Quando le temperature aumentano, spesso il sonno ne risente. Le notti calde possono rendere più difficile addormentarsi, aumentare il numero di risvegli notturni e farti sentire meno riposato il giorno dopo. Una delle ragioni di ciò è termoregolazione, ovvero la capacità del corpo di mantenere la propria temperatura interna entro un intervallo di sicurezza. Il sonno è strettamente legato alla temperatura corporea: per addormentarsi e rimanere addormentati, il corpo ha generalmente bisogno di rilasciare una certa quantità di calore. Le camere da letto calde rendono questo processo più difficile.

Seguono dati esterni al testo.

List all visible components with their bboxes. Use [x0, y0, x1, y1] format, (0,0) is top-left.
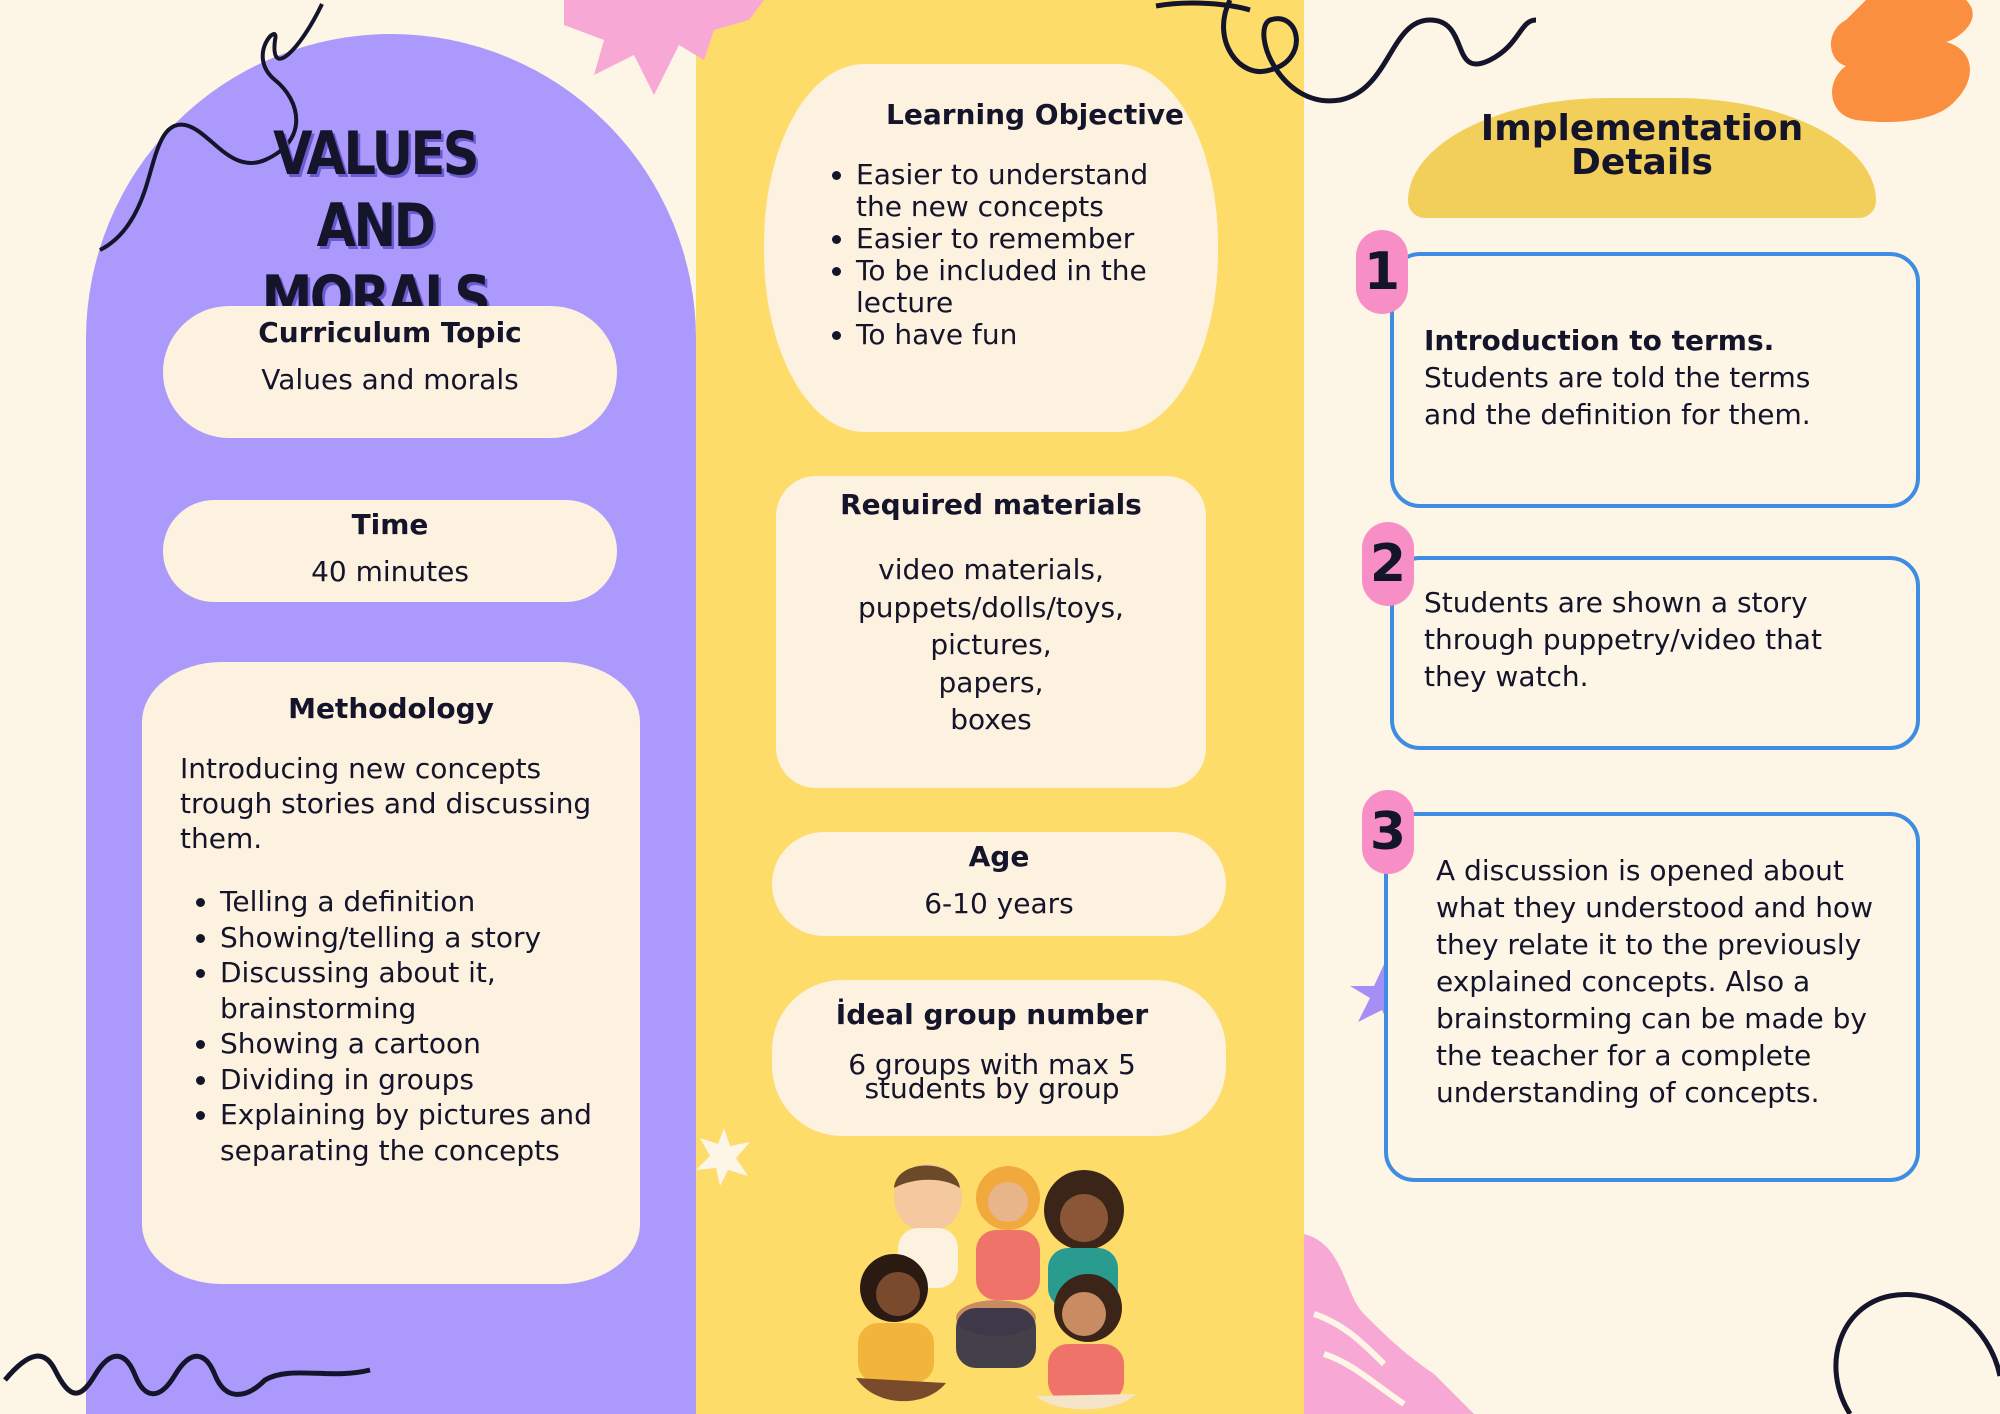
methodology-card: Methodology Introducing new concepts tro… [142, 662, 640, 1284]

E le estati nel Regno Unito stanno diventando sempre più calde. È stato riportato che la probabilità che le temperature superino i 40 °C nel Regno Unito è ora più di 20 volte superiore rispetto agli anni ’60, con una probabilità del 50% che si verifichi un’altra giornata con 40 °C nei prossimi 12 anni. Anche in altri paesi europei le ondate di calore stanno diventando più frequenti e intense. Negli ultimi anni, in molti paesi sono stati registrati nuovi record di temperatura e le giornate con temperature intorno o superiori ai 40 °C si verificano ora con una frequenza significativamente maggiore rispetto a qualche decennio fa. Nelle città, in particolare, il caldo può diventare un problema durante la notte, poiché gli edifici, le strade e i tetti accumulano calore e lo rilasciano anche dopo il tramonto. Di conseguenza, gli spazi interni rimangono caldi più a lungo, rendendo più difficile riposare durante la notte.
Come si può dormire meglio quando fa caldo?
L’umidità può aggravare ulteriormente il problema. Studi sull’ umidità e lo stress da calore dimostrano che un’elevata umidità può aumentare lo stress termico dell’organismo. Uno dei modi in cui il corpo si raffredda è attraverso la sudorazione. Quando il sudore evapora dalla pelle, porta via il calore. Tuttavia, se l’aria è già umida, l’evaporazione risulta meno efficiente. L’aria condizionata è un modo per raffreddare efficacemente gli ambienti, ma non è una soluzione praticabile per tutte le abitazioni. Oltre al costo iniziale, entrano in gioco anche il consumo energetico, le considerazioni ambientali e i vincoli strutturali. Ecco perché molte persone ricorrono innanzitutto a semplici misure che possono aiutare a ridurre il calore all’interno delle loro case.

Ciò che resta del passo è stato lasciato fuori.